Everything the stylish, sporty, or practical person needs to know about the much buzzed about Apple Watch, including a breakdown of the different versions and how to figure out which one is most compatible with your lifestyle.
Apple Inc. has popularly been known as the king of innovation and design and the record shows that last quarter their products brought in the biggest profit in corporate history, according to an article that appeared on CNN earlier this year. Every once in a blue moon, Apple comes out with a game-changing product that makes it easy to see how it's earned its universal praise, but most of the time they're just updating already existing products -- take the iPhone for example, with it's never ending evolution into a (literally) bigger, and better device.
Nevertheless, Apple is killing it and they know it, which is why it comes as no surprise that their new Apple Watch is already making a splash as both a highly fashionable item and technological leap.
Although the Apple Watch is getting heaps of media attention, smartwatches aren't an unexplored frontier. There's a long yet uncredited history behind smartwatches. According to Smartwatch Group:
AT&T patented a wrist phone in 1993, and various companies started R&D activities in the nineties. Samsung launched its first product in 1999. IBM developed a watch with built-in Linux, Bluetooth, fingerprint reader, and accelerometer.
However, none of these gained much commercial success.
Today, there are actually a bunch of smartwatches that aren't created by Apple: Among these include the Moto 360 which is powered by Android and is probably the classiest looking smartwatch out there, flaunting it's minimalistic design; and Pebble, which has a battery life of what seems like forever and is compatible with both iOS and Android.
But if there's anything I've learned over the years of coexisting with Apple users and everyone else is that there isn't a whole lot of crossover. This probably has something to do with the fact that Apple products aren't usually compatible with any other devices. Apple and it's users like to keep it exclusive.
The Apple Watch currently comes in three versions and I've broken them down to see what they're all about:
The Apple Watch is their take on the basic smartwatch. It's made of stainless steel and looks beautiful and simplistic, giving you the choice of shiny chrome or space black finish. You're given the choice of six different band styles which come in several colors. There's something for everyone, from the classic man to the modern woman and everyone in between. As for usefulness, the watch internally includes a heart rate sensor, accelerometer, gyroscope, speaker and microphone (so, yes, you can use Siri and even make calls), bluetooth, wifi, and it even claims to be water resistant -- but not waterproof.

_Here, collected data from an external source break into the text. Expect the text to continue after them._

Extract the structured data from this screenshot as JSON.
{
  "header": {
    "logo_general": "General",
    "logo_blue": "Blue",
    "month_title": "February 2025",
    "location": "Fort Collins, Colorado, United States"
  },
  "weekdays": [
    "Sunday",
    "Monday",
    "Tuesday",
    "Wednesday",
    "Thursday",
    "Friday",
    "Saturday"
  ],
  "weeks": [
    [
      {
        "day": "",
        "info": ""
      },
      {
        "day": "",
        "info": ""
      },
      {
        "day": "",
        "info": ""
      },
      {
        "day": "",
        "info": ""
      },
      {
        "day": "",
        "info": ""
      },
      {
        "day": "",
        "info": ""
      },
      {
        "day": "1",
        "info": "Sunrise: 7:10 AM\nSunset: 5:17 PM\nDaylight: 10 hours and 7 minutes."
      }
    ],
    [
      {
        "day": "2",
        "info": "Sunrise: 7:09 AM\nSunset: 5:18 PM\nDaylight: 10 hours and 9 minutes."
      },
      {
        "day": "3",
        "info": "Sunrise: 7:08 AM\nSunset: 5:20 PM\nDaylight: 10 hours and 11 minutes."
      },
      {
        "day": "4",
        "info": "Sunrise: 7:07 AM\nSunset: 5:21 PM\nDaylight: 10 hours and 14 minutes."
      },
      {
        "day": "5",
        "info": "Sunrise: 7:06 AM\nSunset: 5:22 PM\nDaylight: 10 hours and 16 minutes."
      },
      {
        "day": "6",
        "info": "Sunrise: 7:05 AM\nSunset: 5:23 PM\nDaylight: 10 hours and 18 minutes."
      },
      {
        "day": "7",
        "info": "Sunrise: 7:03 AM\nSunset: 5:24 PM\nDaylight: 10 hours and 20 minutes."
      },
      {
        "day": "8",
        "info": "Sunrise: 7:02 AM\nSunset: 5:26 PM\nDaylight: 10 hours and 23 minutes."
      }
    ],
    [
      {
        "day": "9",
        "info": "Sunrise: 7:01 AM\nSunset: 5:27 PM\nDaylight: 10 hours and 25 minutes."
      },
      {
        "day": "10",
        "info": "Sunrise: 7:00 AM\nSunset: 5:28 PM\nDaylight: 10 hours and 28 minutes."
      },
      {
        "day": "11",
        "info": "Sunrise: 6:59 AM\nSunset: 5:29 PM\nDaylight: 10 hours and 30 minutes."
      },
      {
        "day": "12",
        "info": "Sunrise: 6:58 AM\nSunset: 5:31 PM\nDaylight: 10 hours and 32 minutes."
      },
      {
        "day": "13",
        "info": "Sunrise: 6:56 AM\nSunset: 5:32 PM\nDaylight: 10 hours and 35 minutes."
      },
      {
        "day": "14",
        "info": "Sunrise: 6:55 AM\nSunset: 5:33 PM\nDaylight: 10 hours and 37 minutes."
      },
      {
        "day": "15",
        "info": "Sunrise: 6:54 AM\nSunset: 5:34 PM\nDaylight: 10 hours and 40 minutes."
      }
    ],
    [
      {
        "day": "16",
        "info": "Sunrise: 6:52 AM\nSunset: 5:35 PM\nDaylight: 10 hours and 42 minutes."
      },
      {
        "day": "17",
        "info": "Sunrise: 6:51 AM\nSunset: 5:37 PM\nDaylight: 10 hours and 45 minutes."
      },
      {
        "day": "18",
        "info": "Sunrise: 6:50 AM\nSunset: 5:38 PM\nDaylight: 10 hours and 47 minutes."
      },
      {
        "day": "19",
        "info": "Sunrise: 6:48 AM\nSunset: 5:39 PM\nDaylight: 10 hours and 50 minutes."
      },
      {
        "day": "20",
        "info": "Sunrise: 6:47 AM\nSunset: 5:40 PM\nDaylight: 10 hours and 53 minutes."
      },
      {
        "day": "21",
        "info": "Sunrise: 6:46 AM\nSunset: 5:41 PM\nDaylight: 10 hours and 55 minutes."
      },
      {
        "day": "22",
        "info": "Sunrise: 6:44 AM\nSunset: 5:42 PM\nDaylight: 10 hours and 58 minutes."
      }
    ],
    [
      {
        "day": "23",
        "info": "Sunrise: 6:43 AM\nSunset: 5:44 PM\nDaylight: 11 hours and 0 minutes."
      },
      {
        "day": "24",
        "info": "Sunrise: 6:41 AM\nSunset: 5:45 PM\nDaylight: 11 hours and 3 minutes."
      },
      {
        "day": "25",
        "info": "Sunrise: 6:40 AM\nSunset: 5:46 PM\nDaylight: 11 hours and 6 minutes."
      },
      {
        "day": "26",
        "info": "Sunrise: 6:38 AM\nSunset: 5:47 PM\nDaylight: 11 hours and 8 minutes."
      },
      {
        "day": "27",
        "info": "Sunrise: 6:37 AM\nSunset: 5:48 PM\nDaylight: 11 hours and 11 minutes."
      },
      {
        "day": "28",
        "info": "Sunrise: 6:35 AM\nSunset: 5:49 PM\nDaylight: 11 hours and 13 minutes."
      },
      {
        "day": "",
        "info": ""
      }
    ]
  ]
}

Apple Watch Sport is an excellent exercise companion being that the case is made of anodized aluminum, making it significantly lighter than the classic Apple Watch. Although it has all the same inner workings of the first iWatch listed above, the face is Ion-X glass instead of sapphire crystal which creates a much more rugged device. This version is designed to be the ideal accessory for the active user. There's only one choice of band for this version, but at least it comes in five colors.
Apple Watch Edition is my personal favorite, as I love to dream about things I can't afford. This beauty is the luxury vehicle of watches, and it costs just about as much as a car. Unlike the previous two, the Edition has an 18-karat gold casing, your choice of rose gold or yellow gold. Albeit beautiful, this version is noticeably heavier and does all the same things as the others. The band choices are just three: sport band, classic buckle, and modern buckle -- with a choice of two colors for each type.
When determining which watch is right for you, the first thing you should probably think about is money. If you're a celebrity like Drake or Katy Perry who has between $12,000 to $17,000 to spare, the obvious choice is the most luxurious: the Apple Watch Edition. It's elegant and will certainly serve as proof that you're worth a large stack of Benjamins.
Otherwise, for the ideal on-the-go consumer, the Sport is perfect. It's light, resilient, and the least expensive of the three. The basic Apple Watch meets somewhere in the middle (price wise) and is the optimal gadget for someone who wants to jump on the smartwatch band wagon and have the world at their fingertips, simply because they can.
According to a poll, only 18 percent of respondents claimed to be interested in buying the watch, showing that 76 percent are not that interested at all. This is surprising given that the majority of people who own an iPhone or iPad seem eager for the always upcoming editions and updates for those devices. Perhaps smartwatches have not yet caught on past the small niche group that either already have one or have pre-ordered. But like with any other Apple product, I won't be the least bit surprised if there are lines around the block once the Apple Watch officially hits the stores in June.